It's a rhetorical question. It's something that came up in my ICON game last Thursday. My players have finally located the bottom of the arkenruin beneath a pumphouse facility and a kelpie-stalked cave. With them were two NPCs who had also come along looking for the depths of the dungeon.
At the bottom of the Arkenruin is a massive Cistern. The players entered the Cistern by opening a valve by turning a massive wheel at the bottom of a strange Pumphouse that lay at the bottom of a lake named Bluehole. Here at the bottom, they stepped out of a pipe and into a cistern, with two story high pillars and a soft blue glow of Dust. And Air, as the water that had been flooding the caverns they explored last session rushed to fill a cistern. Where had the water gone?
There is a sheer drop, ten stories down, like a square-cut cliff into a massive cistern. It is now full. A stone walkway bisects this grander cistern and leads to an Arken shrine. The shrine itself is the base of a massive pillar that extends high up into the dark of an out of sight ceiling. It's very "Jacob Geller doesn't talk about this stuff anymore but I still do."
Ah the two NPCs. So, I the GM introduce them as Lowlanders from the ICON Faction Lowlander, but these two actually introduce themselves as Envoys. There is the Larger Mazo-an who wears a kind of bioshock big daddy suit made of Wicker (and/or Rattan?), and the slighter Jiji-ki who I took the Lowlander Apiarist art for. They're equipped to move underwater and survive in environments with high concentrations of Blight (a kind of magical curse-plague emanating from Arkenruins in the surrounding landscape). The Envoys are here on missive from their leader, a Ruinspeaker named Ba-Aliba. They are here to sabotage a piece of Arkentech so that the Imperials cannot take it.
It's when the players descend that ten-story staircase to the walkway that gives access to the Shrine that this actually matters. Jiji-ki steps ahead of them and turns to face them. Mazo-an begrudgingly allows Jiji-ki to use diplomacy. The player characters are told that as people who are clearly adventurers, it is blasphemous for them to enter the Shrine.
What followed was a big picture explanation of the Lowlander faction in ICON: People who live in the blightlands, having been exiled, ousted, or tragically framed. They form loose clans and try to survive in the blightlands and engage with Ruin Beasts, giant insects, and Demons more than other people in Arden Eld do. Monthly events for Lowlanders might be a once in a decade crisis for someone of the Great Six Cultures of Arden Eld. And yet, the Blight these people live in also serves as a defensive barrier that enables them to raid villages and caravans from a safe position. These exiles return to society to take what they have been excluded from.

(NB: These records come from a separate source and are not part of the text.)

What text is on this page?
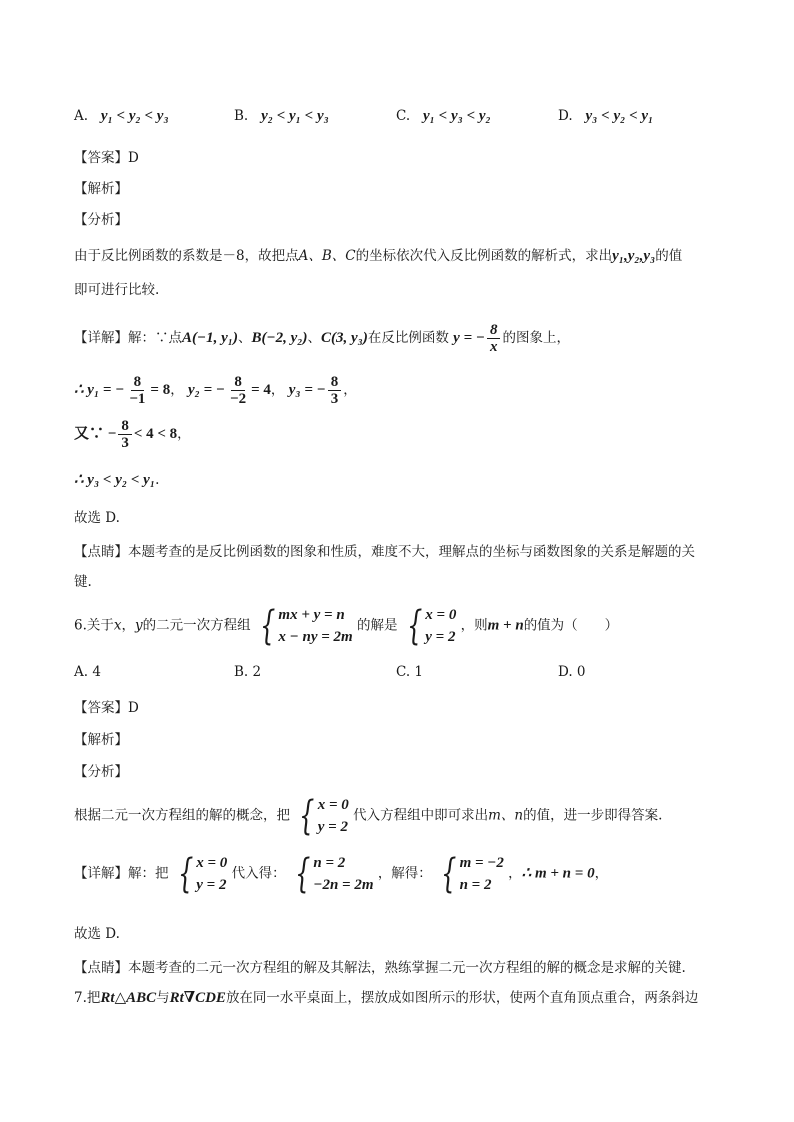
A. y₁ < y₂ < y₃	B. y₂ < y₁ < y₃	C. y₁ < y₃ < y₂	D. y₃ < y₂ < y₁
【答案】D
【解析】
【分析】
由于反比例函数的系数是－8，故把点A、B、C的坐标依次代入反比例函数的解析式，求出y₁,y₂,y₃的值
即可进行比较.
【详解】解：∵点A(−1, y₁)、B(−2, y₂)、C(3, y₃)在反比例函数 y = − $\frac{8}{x}$ 的图象上，
∴ y₁ = − $\frac{8}{-1} = 8$， y₂ = − $\frac{8}{-2} = 4$， y₃ = − $\frac{8}{3}$ ，
又∵ − $\frac{8}{3} < 4 < 8$，
∴ y₃ < y₂ < y₁.
故选 D.
【点睛】本题考查的是反比例函数的图象和性质，难度不大，理解点的坐标与函数图象的关系是解题的关
键.
6.关于x，y的二元一次方程组 { mx + y = n
x − ny = 2m
的解是 { x = 0
y = 2
，则m + n的值为（　　）
A. 4	B. 2	C. 1	D. 0
【答案】D
【解析】
【分析】
根据二元一次方程组的解的概念，把 { x = 0
y = 2
代入方程组中即可求出m、n的值，进一步即得答案.
【详解】解：把 { x = 0
y = 2
代入得： { n = 2
−2n = 2m
，解得： { m = −2
n = 2
，∴ m + n = 0，
故选 D.
【点睛】本题考查的二元一次方程组的解及其解法，熟练掌握二元一次方程组的解的概念是求解的关键.
7.把Rt△ABC与Rt∇CDE放在同一水平桌面上，摆放成如图所示的形状，使两个直角顶点重合，两条斜边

And in this game, they now they hold the Arkenruins to be most sacred. Not to be raided or stolen from. They have claimed them as symbol of society and symbol only. There is no material or historical analysis being made. The Arkenruins are like a commodity fetish in this way, and the Envoys are producing a layer of projected symbology over the Arkenruins because they are making meaning. There is not questioning of how the Arkenruins came to be, or what these strange Relict are doing inside.
So, the players are mulling over this tricky roleplay premise. How do you negotiate access to the shrine? They ask some questions and then Jiji-Ki presents one for the players. "Why are you here? What do you seek?"
Thank god ICON had me ask these questions when they first entered the Dungeon. I threw up their original answers in the discord channel and they gave Jiji-Ki the rundown. The players wanted to slay the demon nesting in the shrine and do something to convince the Imperials to pull their attention away from both this Arkenruin and the nearby village of Sutea. Jiji-Ki couldn't give less of a shit about the Demon, which really rankles our career Demonslayer who has lived in the pipe-depths of Tornstadt working to stop daily demon incursions. Jiji-Ki also shares that he had a dream that he would come here to stop and adversary, protected by scores of people praying under a mechanical arm that swung a massive thurible emitting dust. This was a vision of the apparatus that protects Bantia of the Guild of Saints.
It's a standstill, until Mazo-an produces something from a pocket and begins thumbing something from a gloved fist into an open palm. It's too dark to see what is being moved around. "Jiji-Ki, they could take the oath."
"Do not take dust or arkentech from the Arkenruin. Do not disturb those who live in the Arkenruin. That is the basic premise of the oath. Agree to that and we would permit you to enter."
And my players haven't stopped talking about how cool that was since thursday! I shouldn't need to go over what the popular mode of "dungeon engagement" is in ttrpgs, or that often a dungeon is just an aesthetic backdrop to whoever owns or controls it, but I have really enjoyed taking an approach to ICON where a faction must be actively trying to exert power over these Arkenruins that the game revolves around.